What is an AssertionError? In which case should I throw it from my own code?

Solution 1:

Of course the "You shall not instantiate an item of this class" statement has been violated, but if this is the logic behind that, then we should all throw AssertionErrors everywhere, and that is obviously not what happens.

The code isn't saying the user shouldn't call the zero-args constructor. The assertion is there to say that as far as the programmer is aware, he/she has made it impossible to call the zero-args constructor (in this case by making it private and not calling it from within Example's code). And so if a call occurs, that assertion has been violated, and so AssertionError is appropriate.

Solution 2:

The meaning of an AssertionError is that something happened that the developer thought was impossible to happen.

So if an AssertionError is ever thrown, it is a clear sign of a programming error.

Solution 3:

An assertion Error is thrown when say "You have written a code that should not execute at all costs because according to you logic it should not happen. BUT if it happens then throw AssertionError. And you don't catch it." In such a case you throw an Assertion error.

new IllegalStateException("Must not instantiate an element of this class")' // Is an Exception not error.

Note: Assertion Error comes under java.lang.Error And Errors not meant to be caught.

Solution 4:

I'm really late to party here, but most of the answers seem to be about the whys and whens of using assertions in general, rather than using AssertionError in particular.

assert and throw new AssertionError() are very similar and serve the same conceptual purpose, but there are differences.
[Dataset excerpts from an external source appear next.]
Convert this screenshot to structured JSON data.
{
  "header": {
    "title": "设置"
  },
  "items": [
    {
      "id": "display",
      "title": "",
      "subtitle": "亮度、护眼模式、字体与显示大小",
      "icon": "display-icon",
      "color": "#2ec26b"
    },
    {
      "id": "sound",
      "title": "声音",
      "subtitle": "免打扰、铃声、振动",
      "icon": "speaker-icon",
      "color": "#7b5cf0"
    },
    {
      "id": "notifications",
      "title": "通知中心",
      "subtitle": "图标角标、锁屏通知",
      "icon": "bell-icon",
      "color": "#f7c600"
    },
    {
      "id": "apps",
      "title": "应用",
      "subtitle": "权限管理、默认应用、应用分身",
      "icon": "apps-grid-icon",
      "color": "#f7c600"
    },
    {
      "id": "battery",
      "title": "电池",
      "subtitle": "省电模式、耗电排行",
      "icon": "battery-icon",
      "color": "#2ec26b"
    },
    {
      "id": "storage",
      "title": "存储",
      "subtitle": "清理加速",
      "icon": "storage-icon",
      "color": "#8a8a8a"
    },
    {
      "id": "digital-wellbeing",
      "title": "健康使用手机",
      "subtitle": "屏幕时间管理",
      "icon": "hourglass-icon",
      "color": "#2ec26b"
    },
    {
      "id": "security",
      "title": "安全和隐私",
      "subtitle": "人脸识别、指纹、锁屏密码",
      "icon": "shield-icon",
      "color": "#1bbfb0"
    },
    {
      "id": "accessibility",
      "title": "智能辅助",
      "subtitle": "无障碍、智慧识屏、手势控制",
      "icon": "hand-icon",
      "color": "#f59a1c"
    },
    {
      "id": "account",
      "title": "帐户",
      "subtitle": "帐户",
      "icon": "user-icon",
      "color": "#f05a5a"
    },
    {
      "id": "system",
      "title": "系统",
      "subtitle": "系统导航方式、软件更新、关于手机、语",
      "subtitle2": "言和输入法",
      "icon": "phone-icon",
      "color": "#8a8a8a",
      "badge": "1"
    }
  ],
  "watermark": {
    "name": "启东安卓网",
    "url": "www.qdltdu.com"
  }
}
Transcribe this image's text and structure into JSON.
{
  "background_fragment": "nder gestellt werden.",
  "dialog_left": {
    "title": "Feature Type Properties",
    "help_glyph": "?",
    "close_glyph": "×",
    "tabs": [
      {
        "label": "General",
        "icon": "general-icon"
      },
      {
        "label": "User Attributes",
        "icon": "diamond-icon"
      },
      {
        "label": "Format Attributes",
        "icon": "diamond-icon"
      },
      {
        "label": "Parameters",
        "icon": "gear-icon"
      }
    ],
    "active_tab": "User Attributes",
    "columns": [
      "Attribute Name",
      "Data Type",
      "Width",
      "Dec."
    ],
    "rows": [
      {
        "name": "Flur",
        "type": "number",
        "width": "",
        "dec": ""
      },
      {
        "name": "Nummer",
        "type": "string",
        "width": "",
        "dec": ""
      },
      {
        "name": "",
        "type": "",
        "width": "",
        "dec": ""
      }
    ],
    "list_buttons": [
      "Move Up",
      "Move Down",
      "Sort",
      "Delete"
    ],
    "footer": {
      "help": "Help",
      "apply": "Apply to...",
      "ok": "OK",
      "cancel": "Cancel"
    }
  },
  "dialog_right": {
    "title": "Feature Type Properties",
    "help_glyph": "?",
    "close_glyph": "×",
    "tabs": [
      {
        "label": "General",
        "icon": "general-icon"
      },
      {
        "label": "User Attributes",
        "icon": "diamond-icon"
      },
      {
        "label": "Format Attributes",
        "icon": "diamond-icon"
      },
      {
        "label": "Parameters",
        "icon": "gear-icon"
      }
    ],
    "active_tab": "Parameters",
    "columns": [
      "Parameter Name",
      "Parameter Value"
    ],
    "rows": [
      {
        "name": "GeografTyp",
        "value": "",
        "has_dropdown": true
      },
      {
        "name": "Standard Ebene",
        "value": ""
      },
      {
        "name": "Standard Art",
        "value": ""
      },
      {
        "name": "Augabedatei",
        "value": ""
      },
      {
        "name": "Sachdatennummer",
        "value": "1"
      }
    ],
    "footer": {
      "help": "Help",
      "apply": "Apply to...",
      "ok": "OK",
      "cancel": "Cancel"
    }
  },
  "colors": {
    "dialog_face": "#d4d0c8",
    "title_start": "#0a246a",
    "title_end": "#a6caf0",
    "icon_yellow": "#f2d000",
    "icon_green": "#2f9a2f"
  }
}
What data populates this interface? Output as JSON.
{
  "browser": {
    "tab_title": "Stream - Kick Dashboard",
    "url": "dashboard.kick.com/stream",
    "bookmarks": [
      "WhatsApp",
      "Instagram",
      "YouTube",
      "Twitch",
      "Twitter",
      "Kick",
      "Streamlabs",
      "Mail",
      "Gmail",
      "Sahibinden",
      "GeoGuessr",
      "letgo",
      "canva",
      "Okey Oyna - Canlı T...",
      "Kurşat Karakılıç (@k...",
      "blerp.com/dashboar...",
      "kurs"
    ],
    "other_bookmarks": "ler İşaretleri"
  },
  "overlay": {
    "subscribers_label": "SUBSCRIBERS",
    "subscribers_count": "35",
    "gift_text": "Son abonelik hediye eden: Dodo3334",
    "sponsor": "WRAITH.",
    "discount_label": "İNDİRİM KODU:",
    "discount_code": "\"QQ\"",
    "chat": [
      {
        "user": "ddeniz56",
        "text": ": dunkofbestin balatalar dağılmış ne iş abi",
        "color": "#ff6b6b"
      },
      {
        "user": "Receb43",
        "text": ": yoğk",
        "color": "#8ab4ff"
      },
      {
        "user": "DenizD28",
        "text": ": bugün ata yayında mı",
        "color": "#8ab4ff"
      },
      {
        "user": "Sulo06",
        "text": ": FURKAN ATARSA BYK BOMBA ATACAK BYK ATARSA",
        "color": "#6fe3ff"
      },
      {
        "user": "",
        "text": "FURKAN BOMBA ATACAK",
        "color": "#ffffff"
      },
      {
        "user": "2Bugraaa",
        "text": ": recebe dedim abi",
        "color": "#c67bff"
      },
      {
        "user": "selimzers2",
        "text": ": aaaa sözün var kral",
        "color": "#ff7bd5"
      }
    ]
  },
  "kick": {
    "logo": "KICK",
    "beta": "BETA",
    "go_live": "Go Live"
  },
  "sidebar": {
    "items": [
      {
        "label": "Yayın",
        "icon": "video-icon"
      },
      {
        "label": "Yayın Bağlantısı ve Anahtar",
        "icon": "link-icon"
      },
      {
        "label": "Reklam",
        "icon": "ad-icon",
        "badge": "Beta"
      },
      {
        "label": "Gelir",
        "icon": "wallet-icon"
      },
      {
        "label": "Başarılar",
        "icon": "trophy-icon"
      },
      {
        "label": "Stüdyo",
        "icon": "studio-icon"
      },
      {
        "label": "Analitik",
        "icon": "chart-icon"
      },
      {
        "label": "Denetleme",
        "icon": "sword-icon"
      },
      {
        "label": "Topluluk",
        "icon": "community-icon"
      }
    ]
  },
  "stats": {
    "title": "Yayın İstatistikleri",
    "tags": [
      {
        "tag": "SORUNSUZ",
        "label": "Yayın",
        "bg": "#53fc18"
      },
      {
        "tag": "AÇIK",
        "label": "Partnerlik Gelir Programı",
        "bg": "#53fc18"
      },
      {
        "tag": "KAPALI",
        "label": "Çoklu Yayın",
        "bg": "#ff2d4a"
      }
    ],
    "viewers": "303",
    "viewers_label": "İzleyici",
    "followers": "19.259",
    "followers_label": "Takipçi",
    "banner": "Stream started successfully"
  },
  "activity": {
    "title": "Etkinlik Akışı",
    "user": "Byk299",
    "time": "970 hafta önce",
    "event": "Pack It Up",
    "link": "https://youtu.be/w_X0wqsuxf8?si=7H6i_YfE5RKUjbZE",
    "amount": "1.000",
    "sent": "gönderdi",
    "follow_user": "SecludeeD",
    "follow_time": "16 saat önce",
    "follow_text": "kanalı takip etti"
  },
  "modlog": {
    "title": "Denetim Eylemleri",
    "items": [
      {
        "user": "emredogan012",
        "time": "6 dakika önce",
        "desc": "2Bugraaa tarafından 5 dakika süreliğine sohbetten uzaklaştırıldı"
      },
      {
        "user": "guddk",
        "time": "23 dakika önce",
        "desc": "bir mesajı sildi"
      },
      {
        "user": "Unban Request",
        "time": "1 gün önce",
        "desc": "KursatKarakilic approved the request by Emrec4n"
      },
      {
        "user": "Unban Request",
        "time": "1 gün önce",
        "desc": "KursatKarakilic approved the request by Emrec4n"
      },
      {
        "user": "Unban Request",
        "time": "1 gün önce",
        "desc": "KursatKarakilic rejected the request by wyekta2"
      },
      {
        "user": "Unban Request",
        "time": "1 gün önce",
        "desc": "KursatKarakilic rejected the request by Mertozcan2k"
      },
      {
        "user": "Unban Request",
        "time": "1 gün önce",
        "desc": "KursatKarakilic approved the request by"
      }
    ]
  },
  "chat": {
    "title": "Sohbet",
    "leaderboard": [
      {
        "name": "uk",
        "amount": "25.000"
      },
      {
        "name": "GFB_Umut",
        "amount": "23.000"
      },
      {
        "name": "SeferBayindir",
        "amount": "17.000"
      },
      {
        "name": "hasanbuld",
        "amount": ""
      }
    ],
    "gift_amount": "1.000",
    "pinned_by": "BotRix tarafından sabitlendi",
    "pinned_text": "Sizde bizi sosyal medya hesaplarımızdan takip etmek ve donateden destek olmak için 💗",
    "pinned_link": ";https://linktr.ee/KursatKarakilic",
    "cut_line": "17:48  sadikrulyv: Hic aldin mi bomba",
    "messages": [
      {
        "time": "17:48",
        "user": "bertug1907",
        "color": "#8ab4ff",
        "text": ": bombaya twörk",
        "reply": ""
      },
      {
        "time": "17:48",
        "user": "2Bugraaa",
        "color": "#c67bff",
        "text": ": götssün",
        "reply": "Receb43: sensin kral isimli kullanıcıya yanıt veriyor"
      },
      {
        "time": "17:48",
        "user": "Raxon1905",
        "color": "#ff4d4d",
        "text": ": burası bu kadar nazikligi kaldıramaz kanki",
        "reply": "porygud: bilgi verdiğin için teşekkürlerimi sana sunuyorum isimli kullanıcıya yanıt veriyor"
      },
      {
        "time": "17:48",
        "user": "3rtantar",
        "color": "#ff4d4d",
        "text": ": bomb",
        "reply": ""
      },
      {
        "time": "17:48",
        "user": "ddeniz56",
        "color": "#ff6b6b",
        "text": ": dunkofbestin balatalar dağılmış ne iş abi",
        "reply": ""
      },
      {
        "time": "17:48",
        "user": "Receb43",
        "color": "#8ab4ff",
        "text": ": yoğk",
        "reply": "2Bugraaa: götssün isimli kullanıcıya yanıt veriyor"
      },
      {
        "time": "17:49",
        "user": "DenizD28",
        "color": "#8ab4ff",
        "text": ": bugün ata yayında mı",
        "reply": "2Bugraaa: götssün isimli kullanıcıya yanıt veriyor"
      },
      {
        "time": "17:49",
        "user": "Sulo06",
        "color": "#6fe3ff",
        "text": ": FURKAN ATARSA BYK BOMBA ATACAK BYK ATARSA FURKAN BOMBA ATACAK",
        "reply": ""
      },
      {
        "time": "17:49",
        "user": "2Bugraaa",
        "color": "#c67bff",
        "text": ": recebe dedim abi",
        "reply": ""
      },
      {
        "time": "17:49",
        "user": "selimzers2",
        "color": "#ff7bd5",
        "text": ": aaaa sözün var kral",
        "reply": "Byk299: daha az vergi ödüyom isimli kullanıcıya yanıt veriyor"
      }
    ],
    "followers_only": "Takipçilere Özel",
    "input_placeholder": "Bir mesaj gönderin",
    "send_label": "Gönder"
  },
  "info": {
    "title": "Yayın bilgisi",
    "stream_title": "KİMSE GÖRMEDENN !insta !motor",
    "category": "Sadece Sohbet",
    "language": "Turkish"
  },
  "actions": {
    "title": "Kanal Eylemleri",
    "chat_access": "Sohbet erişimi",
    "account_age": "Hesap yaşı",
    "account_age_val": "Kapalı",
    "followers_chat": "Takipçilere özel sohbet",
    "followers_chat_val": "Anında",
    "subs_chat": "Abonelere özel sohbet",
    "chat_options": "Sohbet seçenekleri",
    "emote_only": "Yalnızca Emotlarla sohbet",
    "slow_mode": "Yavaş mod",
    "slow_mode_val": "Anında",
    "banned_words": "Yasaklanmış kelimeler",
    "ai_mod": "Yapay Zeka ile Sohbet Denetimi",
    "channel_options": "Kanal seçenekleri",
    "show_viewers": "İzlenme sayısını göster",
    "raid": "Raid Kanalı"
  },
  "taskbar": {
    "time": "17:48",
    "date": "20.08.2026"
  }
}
  1. throw new AssertionError() will throw the exception regardless of whether assertions are enabled for the jvm (i.e., through the -ea switch).
  2. The compiler knows that throw new AssertionError() will exit the block, so using it will let you avoid certain compiler errors that assert will not.

For example:

    {
        boolean b = true;
        final int n;
        if ( b ) {
            n = 5;
        } else {
            throw new AssertionError();
        }
        System.out.println("n = " + n);
    }

    {
        boolean b = true;
        final int n;
        if ( b ) {
            n = 5;
        } else {
            assert false;
        }
        System.out.println("n = " + n);
    }

The first block, above, compiles just fine. The second block does not compile, because the compiler cannot guarantee that n has been initialized by the time the code tries to print it out.